This question is essentially exercise 8.4 from the book "Introduction to Lie Algebras" by Erdmann and Wildon:
"Suppose that $V$ is a finite-dimensional $\mathfrak{sl}(2,\mathbb{C})$-module. Show that $V$ is determined, up to isomorphism, by the eigenvalues of the action $h$ (where $ h = \begin{pmatrix} 1 & 0 \\ 0 & -1\end{pmatrix}$)."
I know about Weyl's theorem and the classification of $\mathfrak{sl}(2,\mathbb{C})$-modules, and I've done a few low-dimensional examples to convince myself that the above statement is true, but I'm having difficulty articulating a proof of this.
My attempts at a proof have involved decomposing $V$ into the direct sum of irreducible submodules, looking at the largest eigenvalue $\lambda$ of $h$ on $V$, and then noting that by the classification results, we must also have eigenvalues $\lambda - 2, \lambda - 4, \dots 2-\lambda, - \lambda$. Thus we have a submodule isomorphic to $V_\lambda$ (using the notation from the book). Then repeating this argument gives the result.
However, I'm not very satisfied by this "proof", and haven't been able to make it more precise. What's the best way to go about this?
Let $V$ be an $\mathfrak{sl}(2,\mathbb{C})$-module.
Following the notation of the book, write $W_r = \{w \in V: h \cdot w = rw\}$ and denote the $d+1$-dimensional irreducible $\mathfrak{sl}(2,\mathbb{C})$-module by $V_d$.
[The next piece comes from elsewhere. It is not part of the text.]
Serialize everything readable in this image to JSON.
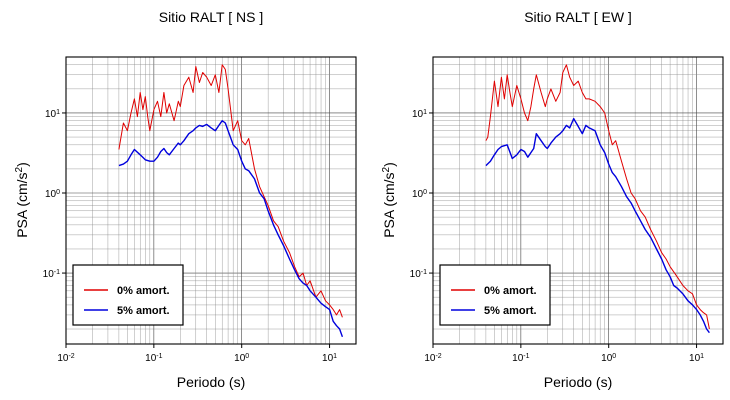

Consider some direct sum decomposition of $V$ into irreducible submodules. The summands are invariant under $h$, so an eigenspace $W_r$ is the direct sum of the eigenspaces of these summands. In any irreducible module $V_d$, each eigenspace is one-dimensional and we have eigenvectors of $h$ for eigenvalues $d, d-2, d-4, \ldots, -d+2, -d$.
Therefore for $d \in \mathbb{Z}_+$, the dimension $\dim W_d$ is exactly the number of summands isomorphic to one of the following: $V_d, V_{d+2}, V_{d+4}, \ldots$
Hence if $n_d$ denotes the number of summands that are isomorphic to $V_d$, then $n_d = \dim W_d - \dim W_{d+2}$. These dimensions are determined by the action of $h$.